Even whether using Linux or windows is irrelevant in this case. And cpu cache is not a make or break either. What dholliday suggested is that it's the data structure you store data in that makes a big difference and I can only agree with that. In the end you want to use the the data you stream. How you store and access that data is key.
Same design philosophy.
Using proprietary platforms would have created many limitations with awful workarounds.
Understood it early enough and never coded anything other than bridges leading out from proprietary apps.
Then your ideas were optimal from beginning or you know how to work around problems.
I build using Qt5/C++ and maintain as cross platform app for linux/windows/mac
Lately using mostly linux due to better compiler and profiling support.
All performance critical parts utilize parrallel+simd.
Learning/implementing new optimization tricks from time to time.
My ideas are quite inefficient ML related, to find non random features and separate chaos.
Memory access patterns are not cache friendly and optimizations wont help much unless core ideas and access patterns change.
If loading less data than memory then all backtesting data in memory.
If more data then utilizing M.2-SSD based cache system that autooptimizes from past access patterns.
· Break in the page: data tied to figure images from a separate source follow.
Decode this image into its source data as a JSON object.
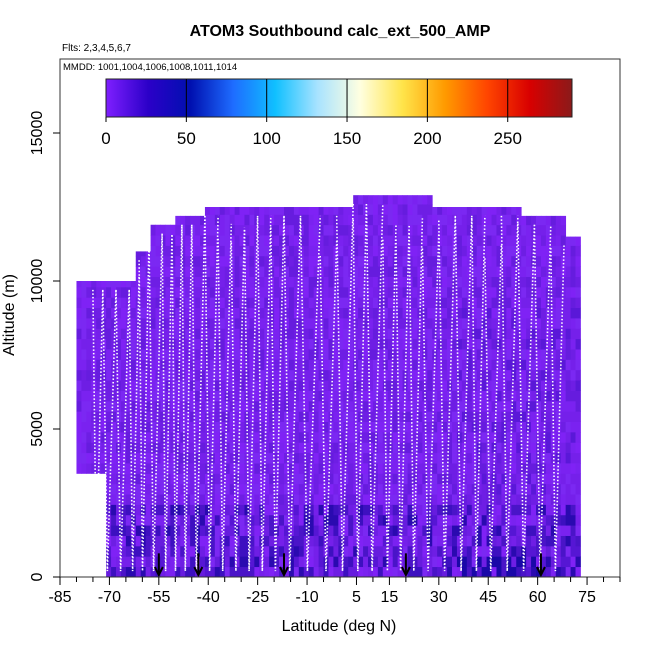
{
  "chart_data": {
    "type": "heatmap",
    "title": "ATOM3 Southbound calc_ext_500_AMP",
    "subtitle_flights": "Flts: 2,3,4,5,6,7",
    "subtitle_dates": "MMDD: 1001,1004,1006,1008,1011,1014",
    "xlabel": "Latitude (deg N)",
    "ylabel": "Altitude (m)",
    "xlim": [
      -85,
      85
    ],
    "ylim": [
      0,
      17500
    ],
    "x_tick_labels": [
      -85,
      -70,
      -55,
      -40,
      -25,
      -10,
      5,
      15,
      30,
      45,
      60,
      75
    ],
    "x_minor_ticks": [
      -80,
      -75,
      -65,
      -60,
      -50,
      -45,
      -35,
      -30,
      -20,
      -15,
      -5,
      0,
      10,
      20,
      25,
      35,
      40,
      50,
      55,
      65,
      70,
      80,
      85
    ],
    "y_ticks": [
      0,
      5000,
      10000,
      15000
    ],
    "colorbar": {
      "range": [
        0,
        290
      ],
      "tick_labels": [
        0,
        50,
        100,
        150,
        200,
        250
      ],
      "colors": [
        "#7f1fff",
        "#2b00c8",
        "#0010b0",
        "#1e6cff",
        "#10c0ff",
        "#a9e3ff",
        "#ffffe0",
        "#ffe44a",
        "#ff9a00",
        "#ff4500",
        "#d80000",
        "#8b1a1a"
      ]
    },
    "grid": false,
    "legend_placement": "top",
    "arrow_latitudes": [
      -55,
      -43,
      -17,
      20,
      61
    ],
    "profile_latitudes": [
      -75,
      -72,
      -68,
      -64,
      -61,
      -58,
      -54,
      -51,
      -48,
      -45,
      -41,
      -37,
      -33,
      -29,
      -25,
      -21,
      -17,
      -12,
      -6,
      -1,
      4,
      8,
      13,
      17,
      21,
      25,
      30,
      35,
      40,
      44,
      49,
      54,
      59,
      64,
      68
    ],
    "profile_top_altitude_m": 12000,
    "data_extent": {
      "lat_range": [
        -80,
        72
      ],
      "alt_range": [
        0,
        12900
      ],
      "typical_value": 10,
      "max_local_value": 60
    }
  }
}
https://www.elitetrader.com/et/threads/tick-data-storage.346878/
I discuss some ideas related to that in that thread, alot is still open and undone.
Current plan is to use motherboard with 2-3 M.2 drives and create software based raid 0, in hopes of getting closer to ram speed with sequential read.
Maybe you can recommend alternative ideas.
Lately i thought to also test if can get decent performance when just setting up large linux-swap drive using fastest M.2 drives.
But then no control how it gets buffered ,as OS decides.
To my knowledge linux also can utilize lz4 compression for swap drive but with 5000mb/s speed CPU is bottleneck and much simpler algo would be needed.
Some modern cpus have 60mb+ caches now, probably can run 50mb very fast as well.
Do you mean to say it creates better memory access patterns and performance if data is in separate containers instead of single container with structs containing all?
How long have you been working on your platform? I spent ~6 years and still alot could be optimized better and improved. Lately getting time off due to long test periods.